Sous ses trois mandats successifs, le Canada va multiplier les mesures symboliques. Signataire de l’accord de Paris sur le climat en 2015, il déclare que « le Canada est de retour ». Puis il fait de l’immigration son fer de lance pour enrayer le vieillissement du pays. Après l’éclatement de la guerre en Syrie, il s’engage et favorise l’accueil de 25 000 réfugiés syriens en quelques mois. Et il ne s’arrête pas là, ouvrant encore plus largement les portes du pays. En 2022, il dit vouloir accueillir 500 000 résidents permanents à l’horizon 2025, avant de revenir en arrière.
Légalisation du cannabis
Ses années à la tête du pays sont aussi marquées par la légalisation du cannabis, en 2018. Controversée au départ, cette mesure est aujourd’hui largement acceptée au sein de la population. Avec un impact certain sur le marché noir, sévèrement rogné : au premier semestre 2023, plus de 70 % du cannabis consommé provenait d’une source légale, contre 22 % au quatrième trimestre de 2018.

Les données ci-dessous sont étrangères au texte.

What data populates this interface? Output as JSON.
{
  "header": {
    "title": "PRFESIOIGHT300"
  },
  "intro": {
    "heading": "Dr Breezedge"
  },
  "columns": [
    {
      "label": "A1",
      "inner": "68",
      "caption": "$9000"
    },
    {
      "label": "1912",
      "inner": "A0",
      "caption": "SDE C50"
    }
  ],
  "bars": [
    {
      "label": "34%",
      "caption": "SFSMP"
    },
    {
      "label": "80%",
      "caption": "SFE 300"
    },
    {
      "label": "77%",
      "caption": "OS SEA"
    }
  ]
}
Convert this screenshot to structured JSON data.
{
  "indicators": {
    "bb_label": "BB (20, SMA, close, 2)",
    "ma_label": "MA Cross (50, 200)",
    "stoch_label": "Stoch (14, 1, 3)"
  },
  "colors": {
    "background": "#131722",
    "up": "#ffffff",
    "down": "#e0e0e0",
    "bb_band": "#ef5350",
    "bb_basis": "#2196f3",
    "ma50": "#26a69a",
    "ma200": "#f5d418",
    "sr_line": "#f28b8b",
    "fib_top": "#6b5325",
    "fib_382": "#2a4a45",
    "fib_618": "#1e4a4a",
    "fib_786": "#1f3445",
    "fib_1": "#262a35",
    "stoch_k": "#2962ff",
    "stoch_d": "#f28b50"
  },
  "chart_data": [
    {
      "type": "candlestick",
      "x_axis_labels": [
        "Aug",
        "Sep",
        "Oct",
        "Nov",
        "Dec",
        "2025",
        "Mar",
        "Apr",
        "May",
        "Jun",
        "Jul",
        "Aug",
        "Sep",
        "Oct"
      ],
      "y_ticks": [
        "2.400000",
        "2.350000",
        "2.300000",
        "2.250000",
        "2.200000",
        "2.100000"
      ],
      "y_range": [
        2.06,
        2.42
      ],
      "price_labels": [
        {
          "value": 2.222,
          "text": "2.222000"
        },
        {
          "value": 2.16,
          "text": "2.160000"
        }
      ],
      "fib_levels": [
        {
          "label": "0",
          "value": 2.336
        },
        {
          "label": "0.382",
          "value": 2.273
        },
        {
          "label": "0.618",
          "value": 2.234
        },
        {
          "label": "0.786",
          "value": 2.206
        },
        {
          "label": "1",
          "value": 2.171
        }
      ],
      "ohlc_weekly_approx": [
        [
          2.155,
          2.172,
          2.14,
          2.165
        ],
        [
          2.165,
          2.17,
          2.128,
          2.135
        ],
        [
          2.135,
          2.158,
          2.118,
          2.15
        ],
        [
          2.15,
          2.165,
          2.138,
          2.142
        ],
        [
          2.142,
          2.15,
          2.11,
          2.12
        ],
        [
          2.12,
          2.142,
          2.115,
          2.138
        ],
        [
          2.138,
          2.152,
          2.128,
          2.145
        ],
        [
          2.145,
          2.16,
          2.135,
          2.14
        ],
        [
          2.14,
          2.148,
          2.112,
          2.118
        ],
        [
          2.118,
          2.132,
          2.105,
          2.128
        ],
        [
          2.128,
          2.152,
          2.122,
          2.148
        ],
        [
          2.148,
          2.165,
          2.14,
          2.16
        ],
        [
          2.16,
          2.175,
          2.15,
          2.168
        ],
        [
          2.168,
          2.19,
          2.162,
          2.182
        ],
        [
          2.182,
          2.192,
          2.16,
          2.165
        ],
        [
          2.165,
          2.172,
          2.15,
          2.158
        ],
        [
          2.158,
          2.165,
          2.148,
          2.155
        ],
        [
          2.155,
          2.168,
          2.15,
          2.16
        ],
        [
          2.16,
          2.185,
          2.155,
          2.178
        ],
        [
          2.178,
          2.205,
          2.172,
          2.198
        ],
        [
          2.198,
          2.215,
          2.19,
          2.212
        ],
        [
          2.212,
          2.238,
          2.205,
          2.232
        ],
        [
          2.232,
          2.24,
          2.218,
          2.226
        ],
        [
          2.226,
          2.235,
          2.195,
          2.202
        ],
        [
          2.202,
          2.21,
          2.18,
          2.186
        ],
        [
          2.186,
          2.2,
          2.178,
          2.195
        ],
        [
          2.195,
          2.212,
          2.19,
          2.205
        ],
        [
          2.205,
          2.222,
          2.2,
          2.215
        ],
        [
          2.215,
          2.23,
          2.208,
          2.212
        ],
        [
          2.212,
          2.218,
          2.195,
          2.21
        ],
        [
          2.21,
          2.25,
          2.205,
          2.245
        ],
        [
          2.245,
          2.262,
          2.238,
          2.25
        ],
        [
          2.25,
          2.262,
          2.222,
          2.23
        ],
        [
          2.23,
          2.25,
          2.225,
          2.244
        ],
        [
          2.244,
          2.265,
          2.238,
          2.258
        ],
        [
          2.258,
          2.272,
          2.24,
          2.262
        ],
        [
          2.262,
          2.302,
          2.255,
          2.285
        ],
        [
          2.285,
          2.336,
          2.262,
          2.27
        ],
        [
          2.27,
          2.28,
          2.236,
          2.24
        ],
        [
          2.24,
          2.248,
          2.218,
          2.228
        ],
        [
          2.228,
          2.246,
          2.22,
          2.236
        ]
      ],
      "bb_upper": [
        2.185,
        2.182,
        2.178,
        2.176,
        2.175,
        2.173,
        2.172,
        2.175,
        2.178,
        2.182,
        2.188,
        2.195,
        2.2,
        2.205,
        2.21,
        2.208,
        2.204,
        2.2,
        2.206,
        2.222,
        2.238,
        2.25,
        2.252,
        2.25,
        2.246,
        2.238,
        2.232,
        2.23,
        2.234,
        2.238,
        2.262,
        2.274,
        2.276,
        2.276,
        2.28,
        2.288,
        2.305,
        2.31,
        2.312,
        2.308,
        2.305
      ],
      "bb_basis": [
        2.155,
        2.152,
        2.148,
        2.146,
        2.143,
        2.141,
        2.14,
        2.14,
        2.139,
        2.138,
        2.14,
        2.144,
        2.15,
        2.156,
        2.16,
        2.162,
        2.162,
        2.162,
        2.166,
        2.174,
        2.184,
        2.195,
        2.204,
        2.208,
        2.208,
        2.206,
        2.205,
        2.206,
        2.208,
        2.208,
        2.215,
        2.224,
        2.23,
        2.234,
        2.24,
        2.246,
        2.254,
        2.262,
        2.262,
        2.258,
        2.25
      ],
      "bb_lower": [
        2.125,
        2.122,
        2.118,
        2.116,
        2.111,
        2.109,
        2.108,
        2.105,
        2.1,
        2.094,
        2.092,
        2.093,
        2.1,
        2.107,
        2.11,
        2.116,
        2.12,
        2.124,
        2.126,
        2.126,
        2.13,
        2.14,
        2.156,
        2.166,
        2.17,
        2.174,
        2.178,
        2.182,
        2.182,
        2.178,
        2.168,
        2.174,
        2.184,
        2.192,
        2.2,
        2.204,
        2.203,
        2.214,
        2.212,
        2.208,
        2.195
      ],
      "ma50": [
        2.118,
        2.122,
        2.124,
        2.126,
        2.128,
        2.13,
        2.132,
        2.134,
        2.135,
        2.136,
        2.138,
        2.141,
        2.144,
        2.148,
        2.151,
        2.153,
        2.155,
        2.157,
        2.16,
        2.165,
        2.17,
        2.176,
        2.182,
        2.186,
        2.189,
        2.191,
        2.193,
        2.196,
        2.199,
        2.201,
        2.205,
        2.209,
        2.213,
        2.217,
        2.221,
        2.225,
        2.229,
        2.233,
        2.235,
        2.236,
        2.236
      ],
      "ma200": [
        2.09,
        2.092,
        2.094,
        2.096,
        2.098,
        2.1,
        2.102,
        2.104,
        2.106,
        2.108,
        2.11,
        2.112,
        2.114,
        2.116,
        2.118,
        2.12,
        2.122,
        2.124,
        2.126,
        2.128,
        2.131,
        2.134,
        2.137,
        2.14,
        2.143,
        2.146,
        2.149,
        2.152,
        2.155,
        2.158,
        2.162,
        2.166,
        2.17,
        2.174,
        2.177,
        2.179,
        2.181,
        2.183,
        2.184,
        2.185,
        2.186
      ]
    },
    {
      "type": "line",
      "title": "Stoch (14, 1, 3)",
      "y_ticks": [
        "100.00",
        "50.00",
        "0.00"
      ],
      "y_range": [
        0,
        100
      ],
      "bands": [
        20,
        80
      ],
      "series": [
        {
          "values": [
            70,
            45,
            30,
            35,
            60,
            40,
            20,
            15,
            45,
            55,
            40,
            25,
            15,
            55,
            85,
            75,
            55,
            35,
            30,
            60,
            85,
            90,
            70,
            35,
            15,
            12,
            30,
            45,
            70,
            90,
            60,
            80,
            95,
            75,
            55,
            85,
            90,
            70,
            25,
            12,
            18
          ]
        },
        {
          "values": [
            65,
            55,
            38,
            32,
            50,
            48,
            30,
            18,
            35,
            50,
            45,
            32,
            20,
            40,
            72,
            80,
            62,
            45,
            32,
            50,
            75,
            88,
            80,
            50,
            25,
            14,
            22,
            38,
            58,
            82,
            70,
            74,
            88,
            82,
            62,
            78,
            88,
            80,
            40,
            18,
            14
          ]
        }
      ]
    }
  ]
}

À partir de 2019, au début de son second mandat, le déclin de Justin Trudeau s’amorce. Il subit le feu des critiques pour des promesses non tenues. Ainsi, bien qu’il se soit engagé en faveur de l’environnement à multiples reprises, le premier ministre n’a jamais lâché l’industrie pétrolière, continuant même de la subventionner.
Si Justin Trudeau a aussi multiplié les signes d’ouverture envers les premiers peuples du pays, souhaitant « réinventer la relation du Canada » avec les autochtones, les actes ne suivent pas. Le chef du gouvernement avait affirmé vouloir appliquer les recommandations de la Commission de vérité et de réconciliation, établie avant son arrivée au pouvoir, pour faire toute la lumière sur les mauvais traitements subis pendant des décennies dans les pensionnats. Mais seules 15 % de celles-ci ont été suivies à ce jour, d’après l’association Indigenous Watchdog.
Coup de poker raté
Les conservateurs de Pierre Poilievre commencent à faire la course en tête dans les sondages. Aujourd’hui, ce dernier dispose d’une avance de 20 points par rapport à Justin Trudeau. Surfant sur la crise du logement dont souffre le pays et sur la hausse du coût de la vie, le chef des conservateurs n’a cessé de marteler que le Canada était « brisé » à cause de Justin Trudeau.
En septembre dernier, l’allié de gauche du premier ministre, le Nouveau parti démocratique, décide de mettre fin au pacte de non-agression avec les libéraux, qu’il traînait comme un boulet. Le premier ministre tente alors un coup de poker, en misant sur une réforme « populaire » : le 21 novembre, il suspend temporairement une taxe sur les produits et les ventes, pour soulager la classe moyenne avant les achats de Noël. Raté : sa vice-première ministre claque la porte, dénonçant « des astuces politiques coûteuses » dans sa lettre de démission. Le coup de grâce pour Justin Trudeau, alors que Donald Trump menace d’augmenter les taxes sur les produits canadiens de 25 %… Après une décennie libérale, le pays devrait, selon toute vraisemblance, basculer rapidement dans le camp des conservateurs.